A erotização da internet é um fenômeno mais real do que se pode imaginar à primeira vista. As pesquisas internacionais mostram que um terço dos acessos à rede é feito por pessoas que buscam algum tipo de atividade sexual virtual. Incluem-se aí visitas aos sites de conteúdo sexual explícito e as intermináveis horas passadas nas chamadas salas de bate-papo erótico. O fenômeno tem implicações comportamentais e uma surpreendente implicação econômica. No lado do comportamento, os especialistas vêm diagnosticando com freqüência o vício em sexo via internet, que arruína casamentos e afasta as pessoas dos relacionamentos normais. No Brasil, os psicólogos já recebem pacientes se queixando de passar catorze horas por semana diante da tela em busca de aventuras eróticas virtuais. Eles não conseguem abandonar o vício sem ajuda especializada. Em troca do prazer virtual, muitas pessoas perdem completamente o contato com a realidade e necessitam de cuidados especiais para se livrar da doença – tal qual os viciados em drogas.

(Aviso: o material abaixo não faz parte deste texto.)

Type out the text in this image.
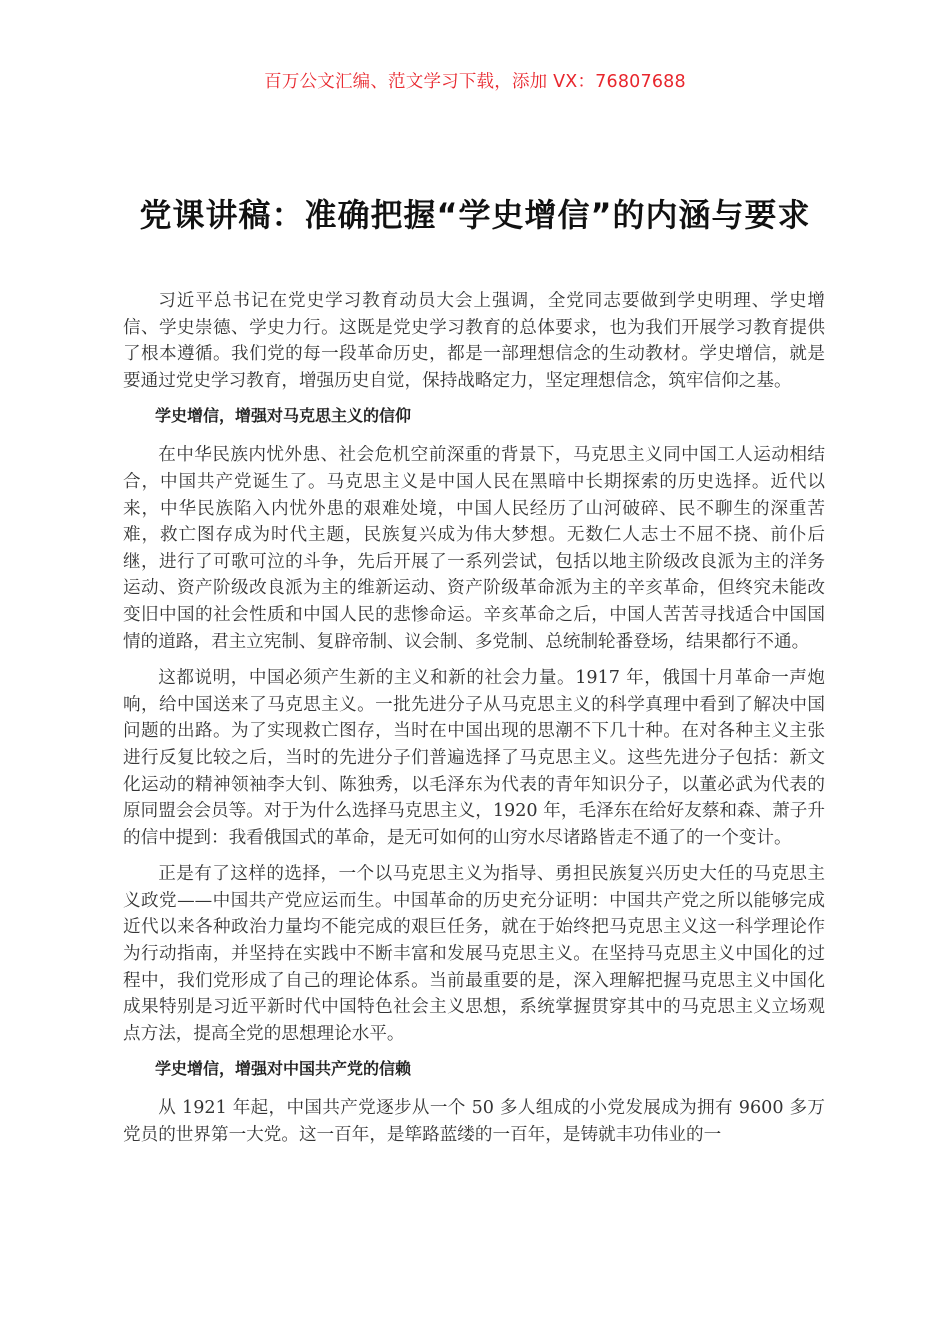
百万公文汇编、范文学习下载，添加 VX：76807688
党课讲稿：准确把握“学史增信”的内涵与要求

习近平总书记在党史学习教育动员大会上强调，全党同志要做到学史明理、学史增信、学史崇德、学史力行。这既是党史学习教育的总体要求，也为我们开展学习教育提供了根本遵循。我们党的每一段革命历史，都是一部理想信念的生动教材。学史增信，就是要通过党史学习教育，增强历史自觉，保持战略定力，坚定理想信念，筑牢信仰之基。

学史增信，增强对马克思主义的信仰

在中华民族内忧外患、社会危机空前深重的背景下，马克思主义同中国工人运动相结合，中国共产党诞生了。马克思主义是中国人民在黑暗中长期探索的历史选择。近代以来，中华民族陷入内忧外患的艰难处境，中国人民经历了山河破碎、民不聊生的深重苦难，救亡图存成为时代主题，民族复兴成为伟大梦想。无数仁人志士不屈不挠、前仆后继，进行了可歌可泣的斗争，先后开展了一系列尝试，包括以地主阶级改良派为主的洋务运动、资产阶级改良派为主的维新运动、资产阶级革命派为主的辛亥革命，但终究未能改变旧中国的社会性质和中国人民的悲惨命运。辛亥革命之后，中国人苦苦寻找适合中国国情的道路，君主立宪制、复辟帝制、议会制、多党制、总统制轮番登场，结果都行不通。

这都说明，中国必须产生新的主义和新的社会力量。1917 年，俄国十月革命一声炮响，给中国送来了马克思主义。一批先进分子从马克思主义的科学真理中看到了解决中国问题的出路。为了实现救亡图存，当时在中国出现的思潮不下几十种。在对各种主义主张进行反复比较之后，当时的先进分子们普遍选择了马克思主义。这些先进分子包括：新文化运动的精神领袖李大钊、陈独秀，以毛泽东为代表的青年知识分子，以董必武为代表的原同盟会会员等。对于为什么选择马克思主义，1920 年，毛泽东在给好友蔡和森、萧子升的信中提到：我看俄国式的革命，是无可如何的山穷水尽诸路皆走不通了的一个变计。

正是有了这样的选择，一个以马克思主义为指导、勇担民族复兴历史大任的马克思主义政党——中国共产党应运而生。中国革命的历史充分证明：中国共产党之所以能够完成近代以来各种政治力量均不能完成的艰巨任务，就在于始终把马克思主义这一科学理论作为行动指南，并坚持在实践中不断丰富和发展马克思主义。在坚持马克思主义中国化的过程中，我们党形成了自己的理论体系。当前最重要的是，深入理解把握马克思主义中国化成果特别是习近平新时代中国特色社会主义思想，系统掌握贯穿其中的马克思主义立场观点方法，提高全党的思想理论水平。

学史增信，增强对中国共产党的信赖

从 1921 年起，中国共产党逐步从一个 50 多人组成的小党发展成为拥有 9600 多万党员的世界第一大党。这一百年，是筚路蓝缕的一百年，是铸就丰功伟业的一
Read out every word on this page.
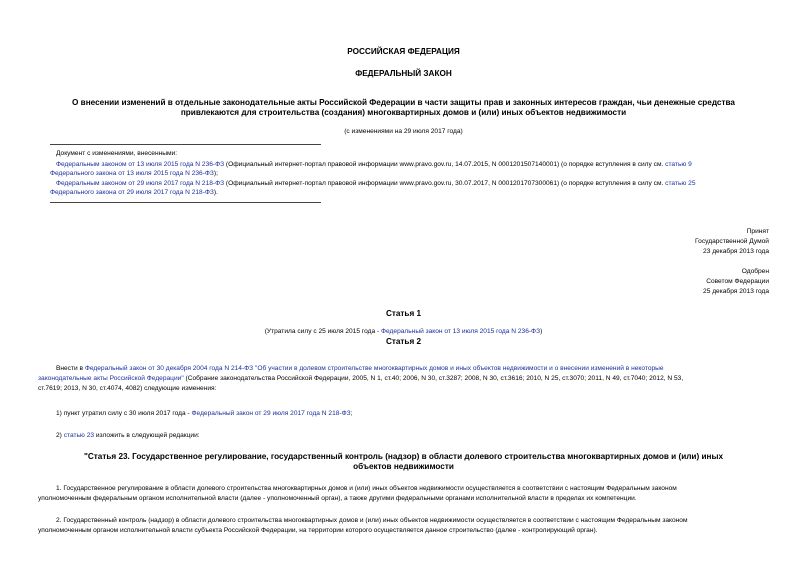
РОССИЙСКАЯ ФЕДЕРАЦИЯ
ФЕДЕРАЛЬНЫЙ ЗАКОН
О внесении изменений в отдельные законодательные акты Российской Федерации в части защиты прав и законных интересов граждан, чьи денежные средства
привлекаются для строительства (создания) многоквартирных домов и (или) иных объектов недвижимости
(с изменениями на 29 июля 2017 года)
Документ с изменениями, внесенными:
Федеральным законом от 13 июля 2015 года N 236-ФЗ (Официальный интернет-портал правовой информации www.pravo.gov.ru, 14.07.2015, N 0001201507140001) (о порядке вступления в силу см. статью 9
Федерального закона от 13 июля 2015 года N 236-ФЗ);
Федеральным законом от 29 июля 2017 года N 218-ФЗ (Официальный интернет-портал правовой информации www.pravo.gov.ru, 30.07.2017, N 0001201707300061) (о порядке вступления в силу см. статью 25
Федерального закона от 29 июля 2017 года N 218-ФЗ).
Принят
Государственной Думой
23 декабря 2013 года
Одобрен
Советом Федерации
25 декабря 2013 года
Статья 1
(Утратила силу с 25 июля 2015 года - Федеральный закон от 13 июля 2015 года N 236-ФЗ)
Статья 2
Внести в Федеральный закон от 30 декабря 2004 года N 214-ФЗ "Об участии в долевом строительстве многоквартирных домов и иных объектов недвижимости и о внесении изменений в некоторые
законодательные акты Российской Федерации" (Собрание законодательства Российской Федерации, 2005, N 1, ст.40; 2006, N 30, ст.3287; 2008, N 30, ст.3616; 2010, N 25, ст.3070; 2011, N 49, ст.7040; 2012, N 53,
ст.7619; 2013, N 30, ст.4074, 4082) следующие изменения:
1) пункт утратил силу с 30 июля 2017 года - Федеральный закон от 29 июля 2017 года N 218-ФЗ;
2) статью 23 изложить в следующей редакции:
"Статья 23. Государственное регулирование, государственный контроль (надзор) в области долевого строительства многоквартирных домов и (или) иных
объектов недвижимости
1. Государственное регулирование в области долевого строительства многоквартирных домов и (или) иных объектов недвижимости осуществляется в соответствии с настоящим Федеральным законом
уполномоченным федеральным органом исполнительной власти (далее - уполномоченный орган), а также другими федеральными органами исполнительной власти в пределах их компетенции.
2. Государственный контроль (надзор) в области долевого строительства многоквартирных домов и (или) иных объектов недвижимости осуществляется в соответствии с настоящим Федеральным законом
уполномоченным органом исполнительной власти субъекта Российской Федерации, на территории которого осуществляется данное строительство (далее - контролирующий орган).
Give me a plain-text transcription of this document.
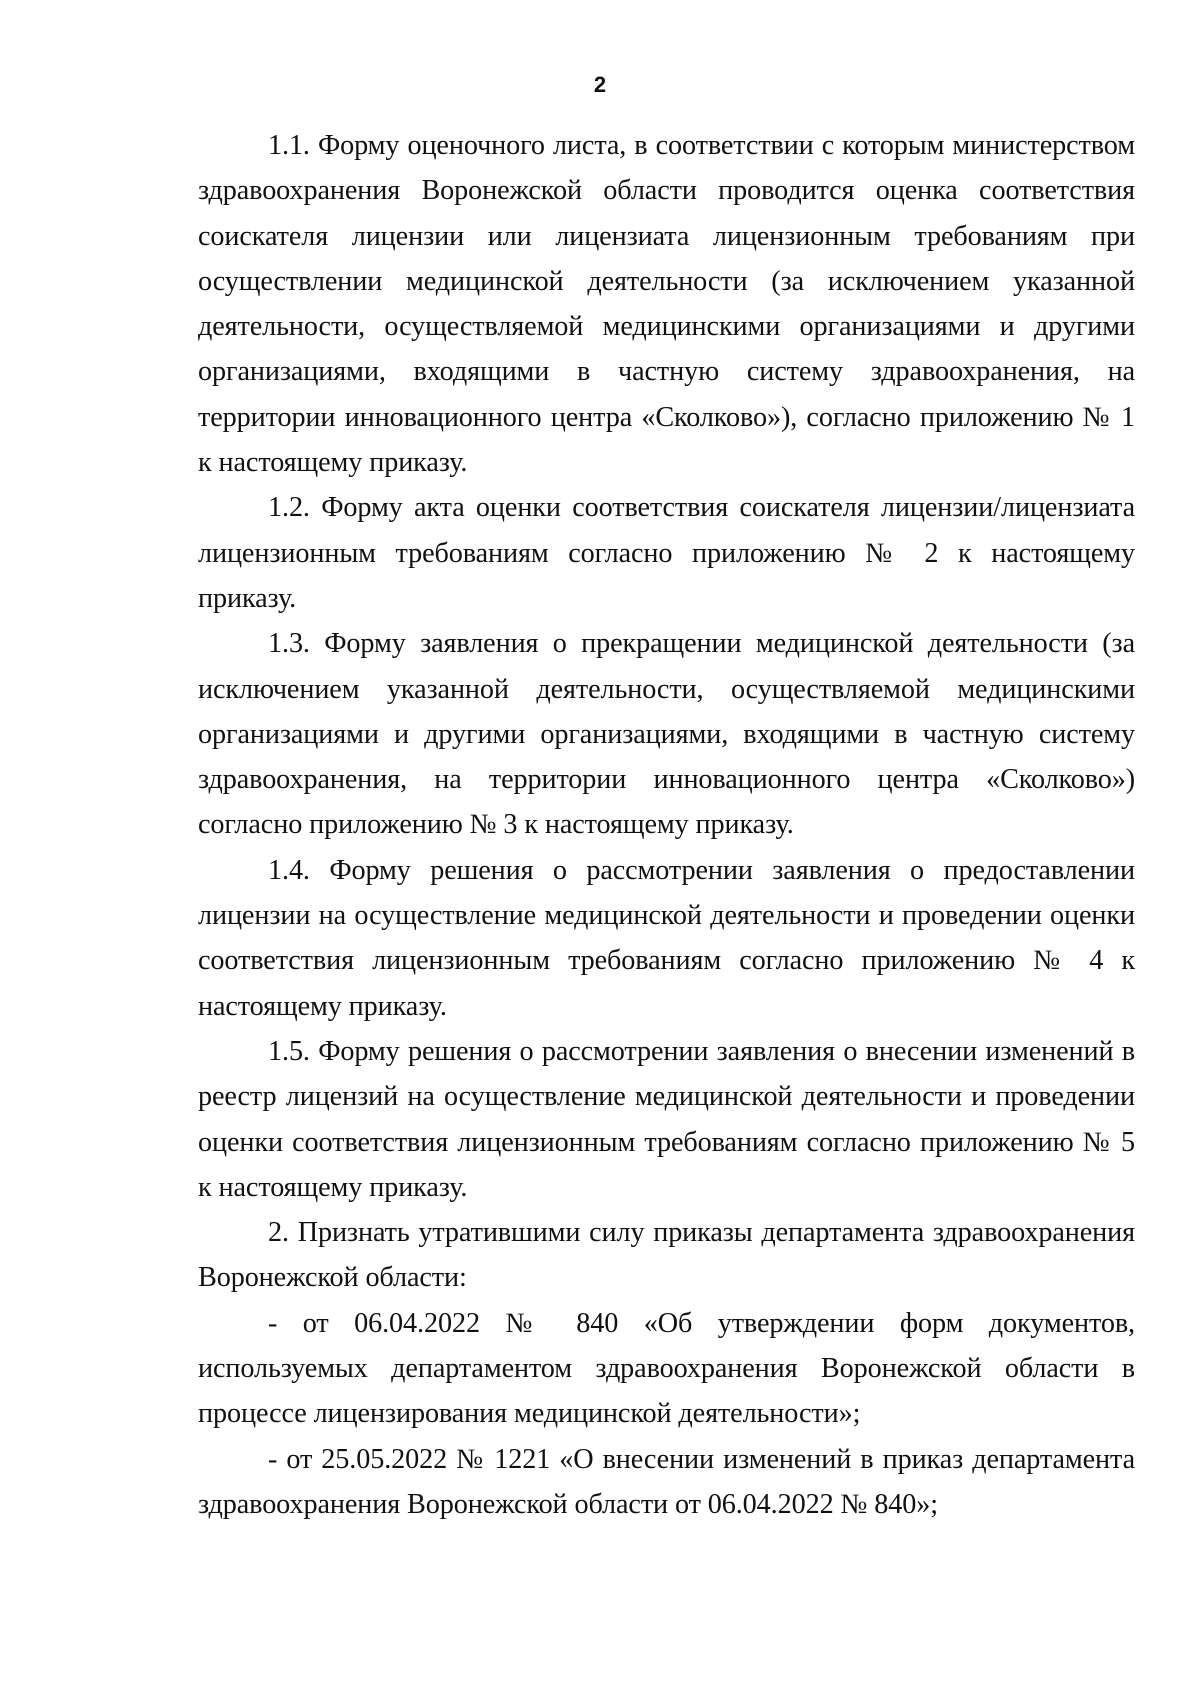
2

1.1. Форму оценочного листа, в соответствии с которым министерством здравоохранения Воронежской области проводится оценка соответствия соискателя лицензии или лицензиата лицензионным требованиям при осуществлении медицинской деятельности (за исключением указанной деятельности, осуществляемой медицинскими организациями и другими организациями, входящими в частную систему здравоохранения, на территории инновационного центра «Сколково»), согласно приложению № 1 к настоящему приказу.

1.2. Форму акта оценки соответствия соискателя лицензии/лицензиата лицензионным требованиям согласно приложению № 2 к настоящему приказу.

1.3. Форму заявления о прекращении медицинской деятельности (за исключением указанной деятельности, осуществляемой медицинскими организациями и другими организациями, входящими в частную систему здравоохранения, на территории инновационного центра «Сколково») согласно приложению № 3 к настоящему приказу.

1.4. Форму решения о рассмотрении заявления о предоставлении лицензии на осуществление медицинской деятельности и проведении оценки соответствия лицензионным требованиям согласно приложению № 4 к настоящему приказу.

1.5. Форму решения о рассмотрении заявления о внесении изменений в реестр лицензий на осуществление медицинской деятельности и проведении оценки соответствия лицензионным требованиям согласно приложению № 5 к настоящему приказу.

2. Признать утратившими силу приказы департамента здравоохранения Воронежской области:

- от 06.04.2022 № 840 «Об утверждении форм документов, используемых департаментом здравоохранения Воронежской области в процессе лицензирования медицинской деятельности»;

- от 25.05.2022 № 1221 «О внесении изменений в приказ департамента здравоохранения Воронежской области от 06.04.2022 № 840»;
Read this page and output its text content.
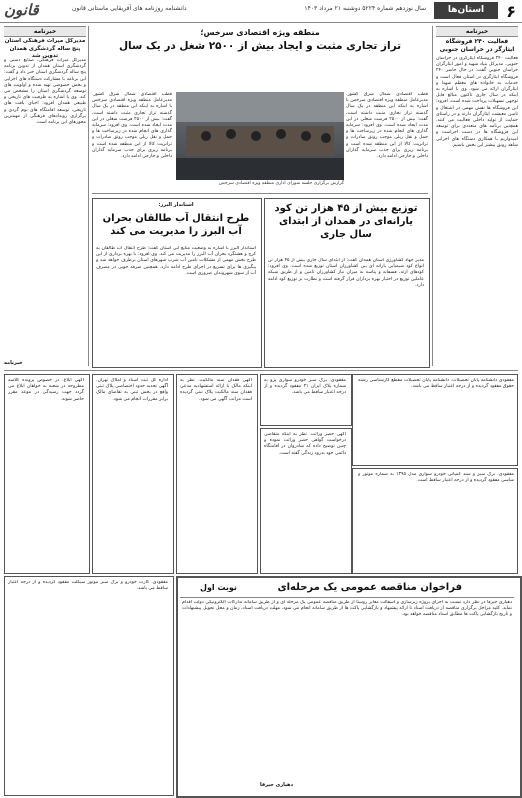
۶
استان‌ها
سال نوزدهم شماره ۵۲۲۴ دوشنبه ۲۱ مرداد ۱۴۰۳
دانشنامه روزنامه های آفریقایی ماستانی قانون
قانون
خبرنامه
فعالیت ۲۴۰ فروشگاه ایثارگر در خراسان جنوبی
فعالیت ۲۴۰ فروشگاه ایثارگری در خراسان جنوبی. مدیرکل بنیاد شهید و امور ایثارگران خراسان جنوبی گفت: در حال حاضر ۲۴۰ فروشگاه ایثارگری در استان فعال است و خدمات به خانواده های معظم شهدا و ایثارگران ارائه می شود. وی با اشاره به اینکه در سال جاری تاکنون مبالغ قابل توجهی تسهیلات پرداخت شده است، افزود: این فروشگاه ها نقش مهمی در اشتغال و تامین معیشت ایثارگران دارند و در راستای حمایت از تولید داخلی فعالیت می کنند. همچنین برنامه های متعددی برای توسعه این فروشگاه ها در دست اجراست و امیدواریم با همکاری دستگاه های اجرایی شاهد رونق بیشتر این بخش باشیم.
خبرنامه
مدیرکل میراث فرهنگی استان پنج ساله گردشگری همدان تدوین شد
مدیرکل میراث فرهنگی، صنایع دستی و گردشگری استان همدان از تدوین برنامه پنج ساله گردشگری استان خبر داد و گفت: این برنامه با مشارکت دستگاه های اجرایی و بخش خصوصی تهیه شده و اولویت های توسعه گردشگری استان را مشخص می کند. وی با اشاره به ظرفیت های تاریخی و طبیعی همدان افزود: احیای بافت های تاریخی، توسعه اقامتگاه های بوم گردی و برگزاری رویدادهای فرهنگی از مهمترین محورهای این برنامه است.
خبرنامه
منطقه ویژه اقتصادی سرخس؛
تراز تجاری مثبت و ایجاد بیش از ۲۵۰۰ شغل در یک سال
گزارش برگزاری جلسه شورای اداری منطقه ویژه اقتصادی سرخس
قطب اقتصادی شمال شرق کشور. مدیرعامل منطقه ویژه اقتصادی سرخس با اشاره به اینکه این منطقه در یک سال گذشته تراز تجاری مثبت داشته است، گفت: بیش از ۲۵۰۰ فرصت شغلی در این مدت ایجاد شده است. وی افزود: سرمایه گذاری های انجام شده در زیرساخت ها و حمل و نقل ریلی موجب رونق صادرات و ترانزیت کالا از این منطقه شده است و برنامه ریزی برای جذب سرمایه گذاران داخلی و خارجی ادامه دارد.
قطب اقتصادی شمال شرق کشور. مدیرعامل منطقه ویژه اقتصادی سرخس با اشاره به اینکه این منطقه در یک سال گذشته تراز تجاری مثبت داشته است، گفت: بیش از ۲۵۰۰ فرصت شغلی در این مدت ایجاد شده است. وی افزود: سرمایه گذاری های انجام شده در زیرساخت ها و حمل و نقل ریلی موجب رونق صادرات و ترانزیت کالا از این منطقه شده است و برنامه ریزی برای جذب سرمایه گذاران داخلی و خارجی ادامه دارد.
استاندار البرز:
طرح انتقال آب طالقان بحران آب البرز را مدیریت می کند
استاندار البرز با اشاره به وضعیت منابع آبی استان گفت: طرح انتقال آب طالقان به کرج و هشتگرد بحران آب البرز را مدیریت می کند. وی افزود: با بهره برداری از این طرح بخش مهمی از مشکلات تامین آب شرب شهرهای استان برطرف خواهد شد و پیگیری ها برای تسریع در اجرای طرح ادامه دارد. همچنین صرفه جویی در مصرف آب از سوی شهروندان ضروری است.
توزیع بیش از ۴۵ هزار تن کود یارانه‌ای در همدان از ابتدای سال جاری
مدیر جهاد کشاورزی استان همدان گفت: از ابتدای سال جاری بیش از ۴۵ هزار تن انواع کود شیمیایی یارانه ای بین کشاورزان استان توزیع شده است. وی افزود: کودهای ازته، فسفاته و پتاسه به میزان نیاز کشاورزان تامین و از طریق شبکه عاملین توزیع در اختیار بهره برداران قرار گرفته است و نظارت بر توزیع کود ادامه دارد.
مفقودی دانشنامه پایان تحصیلات. دانشنامه پایان تحصیلات مقطع کارشناسی رشته حقوق مفقود گردیده و از درجه اعتبار ساقط می باشد.
مفقودی. برگ سبز و سند کمپانی خودرو سواری مدل ۱۳۹۵ به شماره موتور و شاسی مفقود گردیده و از درجه اعتبار ساقط است.
مفقودی. برگ سبز خودرو سواری پژو به شماره پلاک ایران ۲۱ مفقود گردیده و از درجه اعتبار ساقط می باشد.
آگهی حصر وراثت. نظر به اینکه متقاضی درخواست گواهی حصر وراثت نموده و چنین توضیح داده که شادروان در اقامتگاه دائمی خود بدرود زندگی گفته است.
آگهی فقدان سند مالکیت. نظر به اینکه مالک با ارائه استشهادیه مدعی فقدان سند مالکیت پلاک ثبتی گردیده است مراتب آگهی می شود.
اداره کل ثبت اسناد و املاک تهران. آگهی تحدید حدود اختصاصی پلاک ثبتی واقع در بخش ثبتی به تقاضای مالک برابر مقررات انجام می شود.
آگهی ابلاغ. در خصوص پرونده کلاسه مطروحه در شعبه به خواهان ابلاغ می گردد جهت رسیدگی در موعد مقرر حاضر شوند.
مفقودی. کارت خودرو و برگ سبز موتور سیکلت مفقود گردیده و از درجه اعتبار ساقط می باشد.	فراخوان مناقصه عمومی یک مرحله‌ای
نوبت اول
دهیاری جیرفا در نظر دارد نسبت به اجرای پروژه زیرسازی و آسفالت معابر روستا از طریق مناقصه عمومی یک مرحله ای و از طریق سامانه تدارکات الکترونیکی دولت اقدام نماید. کلیه مراحل برگزاری مناقصه از دریافت اسناد تا ارائه پیشنهاد و بازگشایی پاکت ها از طریق سامانه انجام می شود. مهلت دریافت اسناد، زمان و محل تحویل پیشنهادات و تاریخ بازگشایی پاکت ها مطابق اسناد مناقصه خواهد بود.
دهیاری جیرفا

A faceta econômica do problema também contribui para seu enorme interesse jornalístico, que motivou a reportagem especial da revista escrita pelo editor assistente Sérgio Ruiz Luz. Como a rede se expande numa velocidade vertiginosa, o problema tende a assumir uma dimensão cada vez maior. Trabalhos acadêmicos constataram que a esmagadora maioria do tráfego em busca de material pornográfico ocorre no horário comercial. Os prejuízos já são visíveis. Com base no número de horas desperdiçadas pelos funcionários durante o expediente, uma consultoria americana calculou que as empresas dos Estados Unidos acumularam, só no ano passado, um prejuízo de 1 bilhão de dólares com a distração de seus funcionários.